Today I bought a Virgin 3G USB dongle for internet access while on the road, and I thought I’d share the experience. It turns out I don’t need to write up the documentation because it mostly works out of the box, and the little bits I need to change are already well documented 🙂
First I looked at the Ubuntu 3G Hardware page to see what the best supported cards were. We already have our mobiles on Virgin, so I was pleased to see the default Virgin mobile Broadband device was supported, the Huawei E169.
When I plugged it in, I then created a new mobile broadband connection through the network manager. If I used all the defaults, and then selected the connection through Network Manager, it would ask for a password and fail.
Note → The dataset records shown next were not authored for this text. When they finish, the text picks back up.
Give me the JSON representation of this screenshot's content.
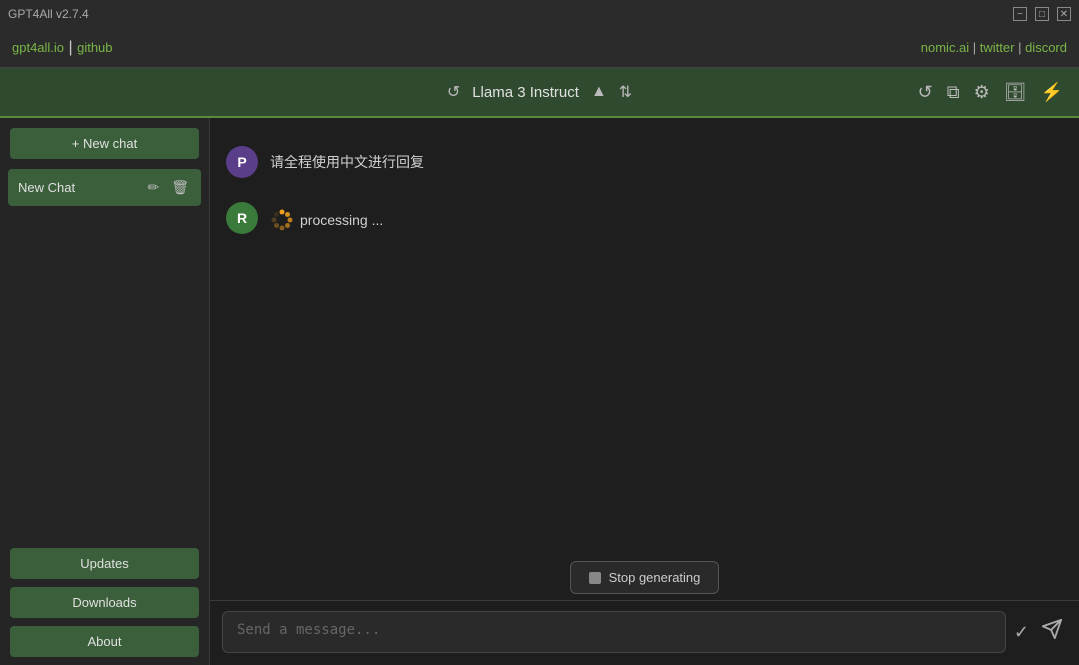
{
  "titlebar": {
    "title": "GPT4All v2.7.4",
    "minimize": "−",
    "maximize": "□",
    "close": "✕"
  },
  "navbar": {
    "left": {
      "link1": "gpt4all.io",
      "separator1": " | ",
      "link2": "github"
    },
    "right": {
      "link1": "nomic.ai",
      "sep1": " | ",
      "link2": "twitter",
      "sep2": " | ",
      "link3": "discord"
    }
  },
  "model_bar": {
    "model_name": "Llama 3 Instruct",
    "icon_refresh": "↺",
    "icon_upload": "▲",
    "icon_expand": "⇅"
  },
  "toolbar": {
    "icon_sync": "↺",
    "icon_copy": "⧉",
    "icon_settings": "⚙",
    "icon_db": "🗄",
    "icon_wifi": "⚡"
  },
  "sidebar": {
    "new_chat_label": "+ New chat",
    "chat_item_label": "New Chat",
    "edit_icon": "✏",
    "delete_icon": "🗑",
    "updates_label": "Updates",
    "downloads_label": "Downloads",
    "about_label": "About"
  },
  "chat": {
    "messages": [
      {
        "avatar": "P",
        "text": "请全程使用中文进行回复",
        "type": "user"
      },
      {
        "avatar": "R",
        "text": "processing ...",
        "type": "assistant",
        "loading": true
      }
    ]
  },
  "stop_btn": {
    "label": "Stop generating"
  },
  "input": {
    "placeholder": "Send a message..."
  }
}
So I followed the excellent instructions from the Ubuntu forums here to both disable chap from the /etc/ppp/options and edit my network managed mobile broadband connection with a few settings (the Virgin Broadband number and password, plus the changing of the name from the default VirginInternet to VirginBroadband) and within minutes it is working perfectly!
This configuration is on an EEEPC 1000H running Ubuntu Jaunty (9.04) which is currently in beta, but looks great.
On Vodafone AU it was even easier. Just select the carrier (and that was Intrepid). Ubuntu win.
Debian by contrast was a pain and I ran out of patience :-(.
Yes, the 3G support in Ubuntu is brilliant. I use a ‘Three’ 3G USB key and different sim cards and it works with various providers. It’s really good.
hmm, still not working here – I’m on post paid and the user and password fields are blank. I edited a different profile and put in Virgin’s settings because the GNOME connection manager wouldn’t let me save a blank password, but its still didn’t help.
It just says “GSM network disconnected” immediately. And I assume by GSM they also mean W-CDMA / HSDPA / 3G.